Stagehand gets even better – The AI Web Agent SDK
In a landscape where conventional automation tools are painfully brittle and fully agentic solutions can be too unpredictable, Stagehand emerges as the best AI-powered browser automation framework available today. By combining atomic instructions with the flexibility of a dynamic agent, Stagehand delivers a complete and robust framework for any Web AI Agent workflow.

The Stagehand Philosophy: Control and Flexibility
Let’s be honest: traditional browser automation frameworks such as Playwright, Puppeteer, or Selenium are fantastic for executing explicit commands—click this here, type that there—but they crumble when a website changes just slightly. A tiny UI tweak can break an entire script, leaving you scrambling to fix brittle code. On the other end of the spectrum, full agent-based solutions like OpenAI Operator or Anthropic Computer Use promise full automation from just a prompt. You simply instruct the agent in natural language, and it takes over. However, that level of abstraction often comes at the cost of control—developers can end up with unpredictable outcomes.
Stagehand was born out of the need for a middle ground. Instead of forcing you to choose between writing fragile code or handing everything over to an opaque agent, Stagehand gives you the best of both worlds:
Atomic Instructions: The framework provides three key primitives—act(), extract(), and observe()—that let you define precise, one-to-one browser interactions. Think of these as the building blocks of reliable automation: you tell Stagehand to "click this button" or "type this text," and it maps that command directly to a browser action. In the new Stagehand, act() no longer recursively loops. Complex, multi-step actions are now handled by agent().
await page.act("click on the contributors selection");

DynamicAgent: For those tasks that require higher-level decision making, Stagehand introduces the Stagehand agent(). This component breaks down even complex workflows into a sequence of browser commands. It allows you to delegate high-level instructions—like “retrieve the top 5 contributors to the stagehand repo”—while still maintaining granular control over how each step is executed. agent() caches the preview steps it took, reducing LLMs calls and optimizing performance. It makes new calls when the cached actions fail.

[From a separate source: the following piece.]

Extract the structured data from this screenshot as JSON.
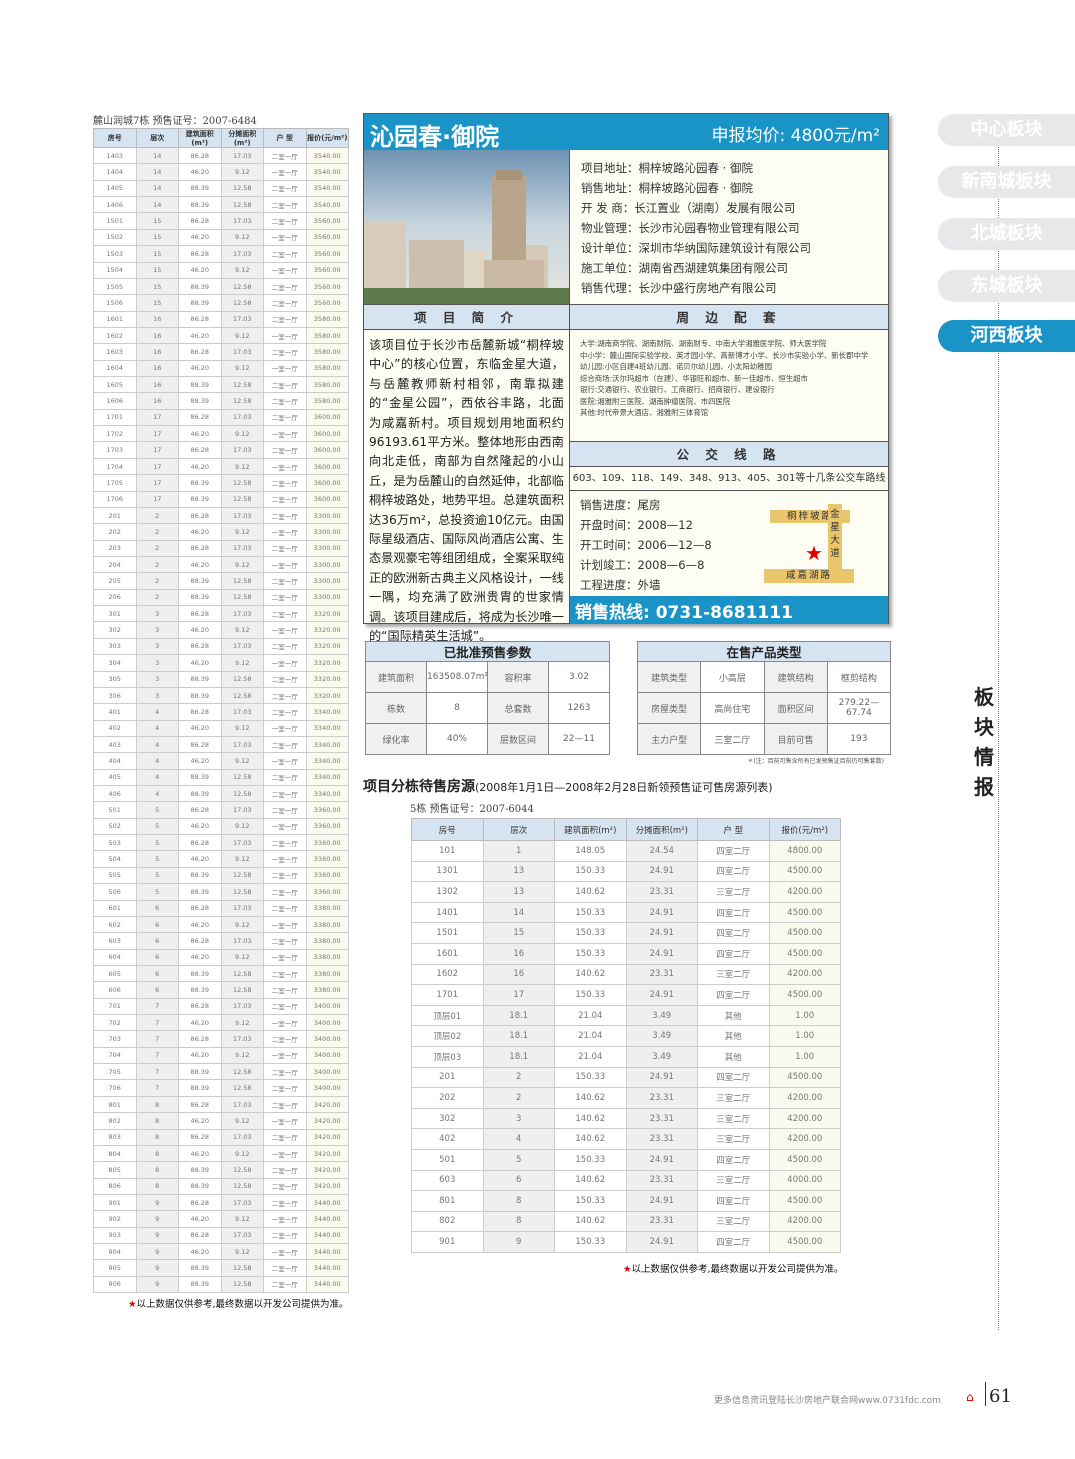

A High-Level Use Case Comparison
Imagine you need to automate the process of filling out a web form and then extracting specific lead data:
- Using Playwright (Traditional Automation): You’d write explicit code to navigate to the form, identify each field, input data, and submit the form. While this offers precision, if the website’s structure changes even slightly (say, the form’s layout is updated), your code might break, leaving you with brittle automation.
- Using a Fully Agent-Based Product (OpenAI Operator): You’d simply instruct the agent in natural language: “Fill out this form and extract the lead information.” The agent would decide the best approach, but you’d lose control over which elements are interacted with and how. The process might work in some cases but could lead to unpredictable outcomes if the agent’s reasoning isn’t aligned with the desired precision.
- Using Stagehand: You can combine the strengths of both approaches. With Stagehand, you can use act, extract, and observe to issue precise commands (e.g., “click the submit button,” “extract the email field”) while also employing the Stagehand Agent for high-level orchestration when necessary. This gives you an automation script that’s both resilient to UI changes and flexible enough to handle complex decision-making processes.